Lyssandre leva la main pour faire courir ses doigts sur les pièces sans les bouger. Il avait perdu son cavalier, son fou, et la majeure partie de ses pions. En d'autres termes : la partie était mal engagée. Il choisit toutefois d'avancer l'un d'eux, avec une prudence qui le perdra sans doute.
— C'est ce que j'apprécie le plus, chez vous. Soann était doué d'une imagination pitoyable.
Seul Lyssandre aurait pu lui offrir un final au sommet, un duel digne des deux rois. Amaury remercierait presque Soann d'avoir disparu sans lui octroyer le privilège de l'abattre de ses mains. Äzmelan n'était pas le seul à regretter la mort prématurée de celui qui s'était pensé immortel.
— Vous devez tenir votre imagination de votre mère.
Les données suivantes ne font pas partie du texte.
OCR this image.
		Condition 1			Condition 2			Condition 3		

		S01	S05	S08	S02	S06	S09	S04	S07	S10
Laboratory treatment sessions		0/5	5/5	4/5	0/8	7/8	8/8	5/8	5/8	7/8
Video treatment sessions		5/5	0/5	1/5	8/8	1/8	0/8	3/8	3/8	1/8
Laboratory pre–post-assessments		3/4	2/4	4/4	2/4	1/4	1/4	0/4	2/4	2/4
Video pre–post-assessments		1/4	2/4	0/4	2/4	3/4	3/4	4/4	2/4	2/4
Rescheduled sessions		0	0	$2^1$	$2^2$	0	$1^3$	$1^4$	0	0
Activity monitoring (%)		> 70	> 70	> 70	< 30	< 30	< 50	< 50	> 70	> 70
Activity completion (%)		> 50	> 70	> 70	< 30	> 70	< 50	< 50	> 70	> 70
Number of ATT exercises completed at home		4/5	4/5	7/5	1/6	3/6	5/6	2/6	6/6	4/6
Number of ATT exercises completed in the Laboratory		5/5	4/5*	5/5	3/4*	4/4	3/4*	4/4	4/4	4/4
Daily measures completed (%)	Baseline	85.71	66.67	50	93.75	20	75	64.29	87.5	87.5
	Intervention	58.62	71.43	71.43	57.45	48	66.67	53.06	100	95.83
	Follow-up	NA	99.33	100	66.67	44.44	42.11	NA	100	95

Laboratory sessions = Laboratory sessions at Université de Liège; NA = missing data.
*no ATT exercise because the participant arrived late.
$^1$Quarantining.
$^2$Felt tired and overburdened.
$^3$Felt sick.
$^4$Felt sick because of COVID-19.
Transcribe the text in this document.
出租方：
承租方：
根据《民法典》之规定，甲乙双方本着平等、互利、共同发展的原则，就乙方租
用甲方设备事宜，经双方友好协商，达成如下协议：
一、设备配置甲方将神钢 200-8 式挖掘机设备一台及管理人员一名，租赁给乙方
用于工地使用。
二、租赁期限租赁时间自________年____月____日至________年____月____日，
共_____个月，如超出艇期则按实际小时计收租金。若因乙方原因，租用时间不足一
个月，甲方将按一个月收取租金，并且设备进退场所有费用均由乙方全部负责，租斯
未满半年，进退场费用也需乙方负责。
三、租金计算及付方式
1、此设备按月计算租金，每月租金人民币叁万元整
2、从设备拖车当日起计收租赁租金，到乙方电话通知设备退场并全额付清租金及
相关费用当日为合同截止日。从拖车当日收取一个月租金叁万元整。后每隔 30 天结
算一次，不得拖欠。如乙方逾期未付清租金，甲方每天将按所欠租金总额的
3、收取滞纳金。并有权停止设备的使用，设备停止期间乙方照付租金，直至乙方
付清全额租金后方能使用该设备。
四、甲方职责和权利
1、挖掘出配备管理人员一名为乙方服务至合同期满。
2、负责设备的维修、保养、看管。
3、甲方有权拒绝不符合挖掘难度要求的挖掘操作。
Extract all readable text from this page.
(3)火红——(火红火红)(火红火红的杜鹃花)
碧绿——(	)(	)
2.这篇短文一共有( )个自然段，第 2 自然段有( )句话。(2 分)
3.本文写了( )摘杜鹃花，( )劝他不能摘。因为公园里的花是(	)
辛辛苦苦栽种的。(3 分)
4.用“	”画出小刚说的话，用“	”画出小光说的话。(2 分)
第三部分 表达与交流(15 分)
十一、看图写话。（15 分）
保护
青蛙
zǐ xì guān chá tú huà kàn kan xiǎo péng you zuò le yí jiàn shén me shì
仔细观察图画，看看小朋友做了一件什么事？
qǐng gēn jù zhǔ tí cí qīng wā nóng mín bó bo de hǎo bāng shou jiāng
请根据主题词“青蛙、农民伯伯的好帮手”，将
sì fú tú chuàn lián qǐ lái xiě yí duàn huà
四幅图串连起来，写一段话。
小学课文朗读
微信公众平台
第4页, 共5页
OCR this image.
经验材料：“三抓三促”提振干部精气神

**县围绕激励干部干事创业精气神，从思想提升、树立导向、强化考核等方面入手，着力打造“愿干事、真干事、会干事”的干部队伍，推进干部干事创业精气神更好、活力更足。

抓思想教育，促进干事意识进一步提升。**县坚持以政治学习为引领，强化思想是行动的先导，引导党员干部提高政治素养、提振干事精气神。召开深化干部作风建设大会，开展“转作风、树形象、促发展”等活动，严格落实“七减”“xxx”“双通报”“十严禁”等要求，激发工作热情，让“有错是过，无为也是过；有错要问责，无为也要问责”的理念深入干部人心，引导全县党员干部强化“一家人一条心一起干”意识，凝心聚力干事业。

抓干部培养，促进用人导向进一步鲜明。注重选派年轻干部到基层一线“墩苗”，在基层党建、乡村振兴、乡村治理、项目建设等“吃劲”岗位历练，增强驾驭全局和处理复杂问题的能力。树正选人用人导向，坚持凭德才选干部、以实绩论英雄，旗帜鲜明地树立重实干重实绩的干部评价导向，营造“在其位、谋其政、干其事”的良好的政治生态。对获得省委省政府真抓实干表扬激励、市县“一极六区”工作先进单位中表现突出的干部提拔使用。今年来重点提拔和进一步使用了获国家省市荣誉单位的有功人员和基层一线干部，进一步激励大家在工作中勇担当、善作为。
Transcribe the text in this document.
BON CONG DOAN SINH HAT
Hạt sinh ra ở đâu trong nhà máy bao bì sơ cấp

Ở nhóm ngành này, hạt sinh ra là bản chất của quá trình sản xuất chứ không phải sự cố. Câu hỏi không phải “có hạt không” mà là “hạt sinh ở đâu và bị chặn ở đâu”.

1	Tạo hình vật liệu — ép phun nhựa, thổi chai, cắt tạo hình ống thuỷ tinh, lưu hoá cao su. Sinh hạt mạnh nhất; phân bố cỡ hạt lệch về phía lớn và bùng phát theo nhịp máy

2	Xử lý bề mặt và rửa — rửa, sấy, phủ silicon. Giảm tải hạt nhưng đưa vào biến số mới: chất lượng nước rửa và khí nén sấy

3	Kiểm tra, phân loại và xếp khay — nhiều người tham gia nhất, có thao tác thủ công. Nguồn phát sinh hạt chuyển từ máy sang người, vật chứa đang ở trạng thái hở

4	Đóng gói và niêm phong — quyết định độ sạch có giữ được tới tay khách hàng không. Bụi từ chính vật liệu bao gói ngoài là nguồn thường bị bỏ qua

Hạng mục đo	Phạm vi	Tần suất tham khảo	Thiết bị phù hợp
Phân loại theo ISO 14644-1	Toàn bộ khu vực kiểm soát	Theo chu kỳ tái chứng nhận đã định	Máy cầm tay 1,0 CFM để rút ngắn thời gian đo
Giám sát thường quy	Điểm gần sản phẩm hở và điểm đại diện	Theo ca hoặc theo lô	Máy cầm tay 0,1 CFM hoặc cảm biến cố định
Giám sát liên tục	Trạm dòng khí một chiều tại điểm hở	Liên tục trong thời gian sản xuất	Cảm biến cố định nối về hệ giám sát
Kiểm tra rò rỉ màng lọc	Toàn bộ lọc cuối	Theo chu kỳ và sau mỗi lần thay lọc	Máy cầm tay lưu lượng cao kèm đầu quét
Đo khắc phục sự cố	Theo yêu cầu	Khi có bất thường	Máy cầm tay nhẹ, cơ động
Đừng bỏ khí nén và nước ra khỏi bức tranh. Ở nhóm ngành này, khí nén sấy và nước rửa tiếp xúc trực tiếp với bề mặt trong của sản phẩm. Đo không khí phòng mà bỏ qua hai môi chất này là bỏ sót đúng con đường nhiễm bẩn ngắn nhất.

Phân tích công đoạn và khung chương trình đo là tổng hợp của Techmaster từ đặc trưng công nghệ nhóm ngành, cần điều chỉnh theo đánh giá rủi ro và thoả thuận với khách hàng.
Elle avait l'avantage d'être plus intéressante que mon frère.
Sans quitter Lyssandre des yeux, il lui prit l'un de ses pions et s'approcha de son roi, presque déjà à découvert.
— J'ai toujours su que la famille était votre point faible.
Les traits de Lyssandre s'étaient crispés sous le masque qu'il s'était imposé. Certaines émotions étaient trop vivaces pour ne pas contaminer la surface.
— Vous portez son nom, n'est-pas ?
Le sang de Lyssandre se glaça dans ses veines et il se demanda si ce n'était pas cela, perdre son sang-froid. Il avait envie d'envoyer valser chaque pièce du plateau, mais son attention, trop obnubilée par l'échiquier, n'avait pas été retenue par le plus important : le poignard d'obsidienne qui patientait sagement à côté.
Le message était limpide, une fois de plus : le vainqueur serait couronné, le perdant assassiné.
C'en était si simple, que c'en était presque ridicule, caricatural.
— Mélissandre... Vous portez son nom, n'est-ce pas ?
— Jouez.
Lyssandre avait soustrait son roi à l'avancée inexorable de la reine sans s'attarder sur le détail des pièces.
— C'est malheureux, la manière dont votre mère a fini ses jours. Une mort si... brutale, si indigne de celle qu'elle a été.
— Vous ne valez pas plus cher que lui. Cessez de vous voiler la face. Vous avez tué votre sœur.
— Je ne l'ai pas tuée, rétorqua Amaury, le plus tranquillement du monde.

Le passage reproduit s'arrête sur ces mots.